Descrita em estudo publicado na revista científica PhytoKeys, em agosto, a planta pertence ao gênero Thismia, grupo de pequenas espécies conhecidas popularmente, em alguns lugares, como “lanternas de fada”.
Segundo a publicação divulgada pelo Phys.org, a descoberta ocorreu em um ambiente incomum: a quase mil metros de altitude, em uma floresta montana com períodos sazonais de seca.
— A descoberta da Thismia daemona no Parque Nacional Thong Pha Phum foi, sem dúvida, uma grande surpresa — afirmou Sahut Chantanaorrapint, pesquisador da Universidade Príncipe de Songkla.
— Espécies desse gênero normalmente ocorrem em florestas úmidas de terras baixas durante todo o ano.
Aparência inspirou o nome de ‘flor do diabo’
A espécie tem flores predominantemente pretas, com estruturas semelhantes a chifres sobre uma formação em forma de cúpula.
Tons intensos de vermelho e laranja na base lembraram aos pesquisadores olhos brilhantes, inspirando o apelido de “flor do diabo”.
— Nossa equipe concordou unanimemente que nomeá-la Thismia daemona capturava perfeitamente sua essência enigmática e diabólica — disse Chantanaorrapint.
A planta também tem uma forma incomum de sobrevivência: sem folhas, não produz alimento pela fotossíntese como a maioria das plantas.

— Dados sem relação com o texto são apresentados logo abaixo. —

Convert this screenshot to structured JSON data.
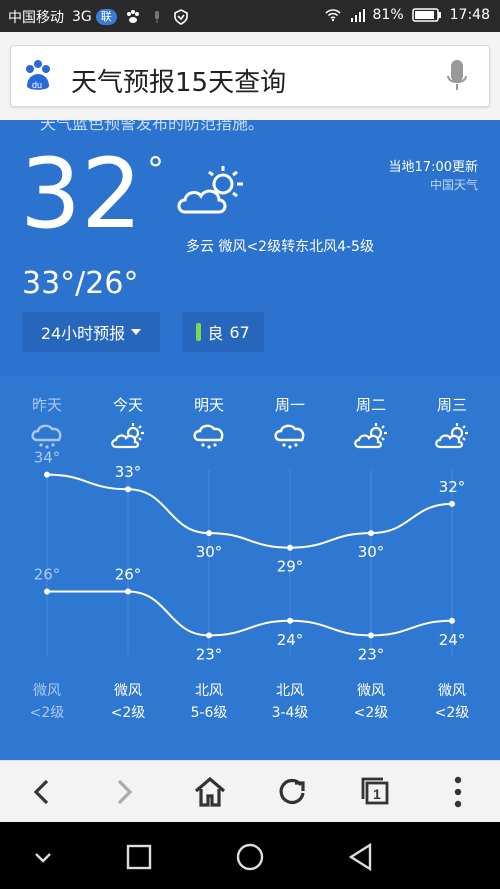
{
  "statusbar": {
    "carrier": "中国移动",
    "network": "3G",
    "network_badge": "联",
    "battery": "81%",
    "time": "17:48"
  },
  "browser": {
    "search_text": "天气预报15天查询"
  },
  "weather": {
    "peek_text": "天气蓝色预警发布的防范措施。",
    "current_temp": "32",
    "degree_symbol": "°",
    "update_text": "当地17:00更新",
    "source": "中国天气",
    "description": "多云  微风<2级转东北风4-5级",
    "range": "33°/26°",
    "forecast_button": "24小时预报",
    "aqi_label": "良",
    "aqi_value": "67",
    "days": [
      {
        "name": "昨天",
        "icon": "rain-icon",
        "high": "34°",
        "low": "26°",
        "wind_dir": "微风",
        "wind_level": "<2级",
        "dim": true
      },
      {
        "name": "今天",
        "icon": "partly-cloudy-icon",
        "high": "33°",
        "low": "26°",
        "wind_dir": "微风",
        "wind_level": "<2级",
        "dim": false
      },
      {
        "name": "明天",
        "icon": "rain-icon",
        "high": "30°",
        "low": "23°",
        "wind_dir": "北风",
        "wind_level": "5-6级",
        "dim": false
      },
      {
        "name": "周一",
        "icon": "rain-icon",
        "high": "29°",
        "low": "24°",
        "wind_dir": "北风",
        "wind_level": "3-4级",
        "dim": false
      },
      {
        "name": "周二",
        "icon": "partly-cloudy-icon",
        "high": "30°",
        "low": "23°",
        "wind_dir": "微风",
        "wind_level": "<2级",
        "dim": false
      },
      {
        "name": "周三",
        "icon": "partly-cloudy-icon",
        "high": "32°",
        "low": "24°",
        "wind_dir": "微风",
        "wind_level": "<2级",
        "dim": false
      }
    ]
  },
  "chart_data": {
    "type": "line",
    "categories": [
      "昨天",
      "今天",
      "明天",
      "周一",
      "周二",
      "周三"
    ],
    "series": [
      {
        "values": [
          34,
          33,
          30,
          29,
          30,
          32
        ]
      },
      {
        "values": [
          26,
          26,
          23,
          24,
          23,
          24
        ]
      }
    ]
  },
  "navbar": {
    "tabs_count": "1"
  }
}
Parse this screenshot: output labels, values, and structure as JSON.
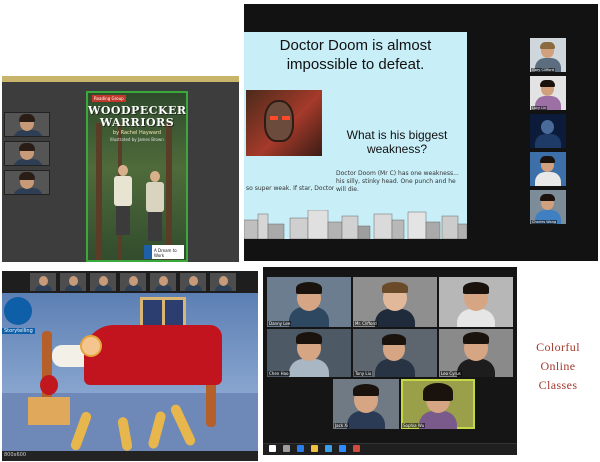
{
  "book_panel": {
    "book": {
      "publisher": "Reading Group",
      "title_line1": "WOODPECKER",
      "title_line2": "WARRIORS",
      "author": "by Rachel Hayward",
      "illustrator": "Illustrated by James Brown",
      "badge": "A Dream to Work"
    }
  },
  "slide_panel": {
    "slide": {
      "headline": "Doctor Doom is almost impossible to defeat.",
      "question": "What is his biggest weakness?",
      "answer": "Doctor Doom (Mr C) has one weakness... his silly, stinky head. One punch and he will die.",
      "answer_left": "so super weak. If star, Doctor Doom"
    },
    "participants": [
      {
        "name": "Gary Clifford"
      },
      {
        "name": "Lucy Lin"
      },
      {
        "name": ""
      },
      {
        "name": ""
      },
      {
        "name": "Charles Wang"
      }
    ]
  },
  "cartoon_panel": {
    "logo_text": "Storytelling",
    "taskbar_text": "800x600"
  },
  "gallery_panel": {
    "participants": [
      {
        "name": "Danny Lee"
      },
      {
        "name": "Mr. Clifford"
      },
      {
        "name": ""
      },
      {
        "name": "Chen Hao"
      },
      {
        "name": "Tony Liu"
      },
      {
        "name": "Leo Cyrus"
      },
      {
        "name": "Jack Xi"
      },
      {
        "name": "Sophia Wu"
      }
    ]
  },
  "caption": {
    "line1": "Colorful",
    "line2": "Online",
    "line3": "Classes"
  },
  "colors": {
    "caption": "#a3382d",
    "slide_bg": "#c8eef8",
    "active_speaker": "#c6d845",
    "book_border": "#3aa83a"
  }
}
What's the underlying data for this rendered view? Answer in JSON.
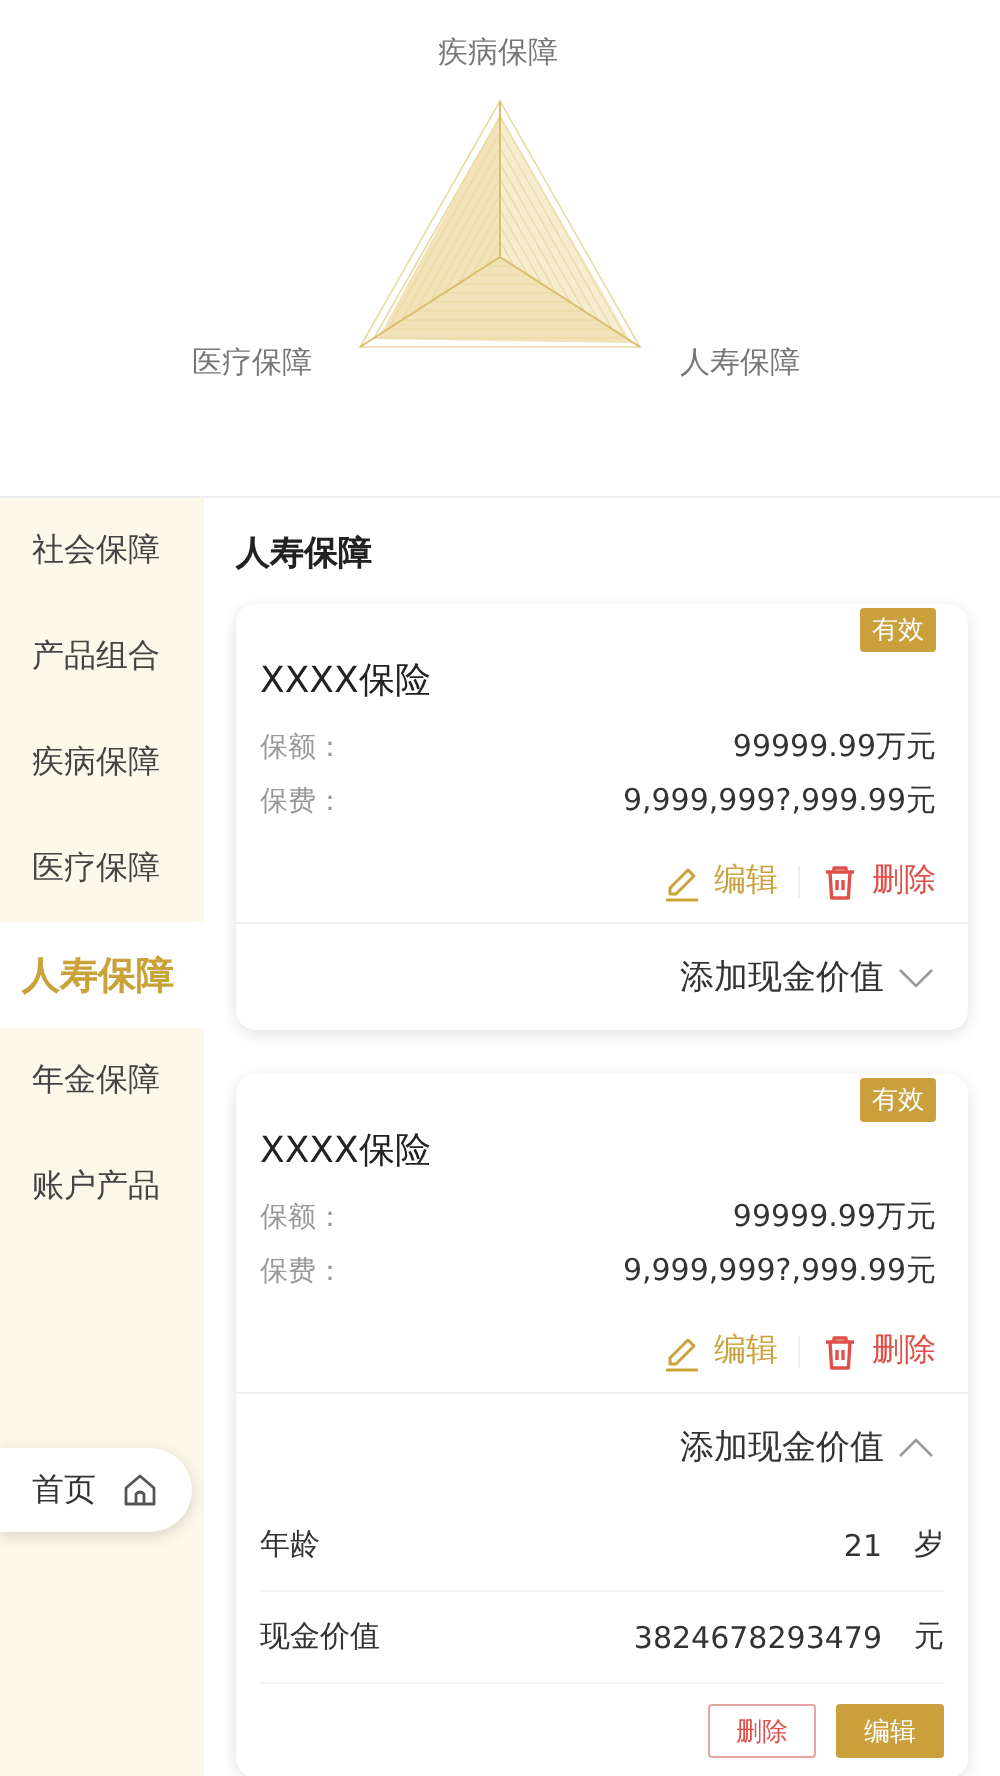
{
  "radar": {
    "axes": [
      {
        "label": "疾病保障"
      },
      {
        "label": "医疗保障"
      },
      {
        "label": "人寿保障"
      }
    ]
  },
  "sidebar": {
    "items": [
      {
        "label": "社会保障",
        "selected": false
      },
      {
        "label": "产品组合",
        "selected": false
      },
      {
        "label": "疾病保障",
        "selected": false
      },
      {
        "label": "医疗保障",
        "selected": false
      },
      {
        "label": "人寿保障",
        "selected": true
      },
      {
        "label": "年金保障",
        "selected": false
      },
      {
        "label": "账户产品",
        "selected": false
      }
    ]
  },
  "home_button": {
    "label": "首页"
  },
  "section_title": "人寿保障",
  "policies": [
    {
      "status": "有效",
      "name": "XXXX保险",
      "fields": [
        {
          "label": "保额：",
          "value": "99999.99万元"
        },
        {
          "label": "保费：",
          "value": "9,999,999?,999.99元"
        }
      ],
      "edit": "编辑",
      "delete": "删除",
      "add_cash_value": "添加现金价值",
      "expanded": false
    },
    {
      "status": "有效",
      "name": "XXXX保险",
      "fields": [
        {
          "label": "保额：",
          "value": "99999.99万元"
        },
        {
          "label": "保费：",
          "value": "9,999,999?,999.99元"
        }
      ],
      "edit": "编辑",
      "delete": "删除",
      "add_cash_value": "添加现金价值",
      "expanded": true,
      "cash_rows": [
        {
          "label": "年龄",
          "value": "21",
          "unit": "岁"
        },
        {
          "label": "现金价值",
          "value": "3824678293479",
          "unit": "元"
        }
      ],
      "row_buttons": {
        "delete": "删除",
        "edit": "编辑"
      }
    }
  ]
}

Em vez disso, depende de fungos do subsolo para obter nutrientes.
A descoberta elevou para 16 o número de espécies do gênero Thismia registradas na Tailândia e ampliou o conhecimento sobre sua distribuição geográfica.
No entanto, os cientistas alertam para o risco de desaparecimento: apenas uma população, com menos de 50 indivíduos, é conhecida em uma área menor que um campo de futebol.
Por causa da distribuição extremamente limitada e da proximidade com uma região visitada por turistas, a espécie foi provisoriamente classificada como criticamente ameaçada.
Para os pesquisadores, a preservação do microhabitat e a participação das comunidades locais serão decisivas para garantir sua sobrevivência.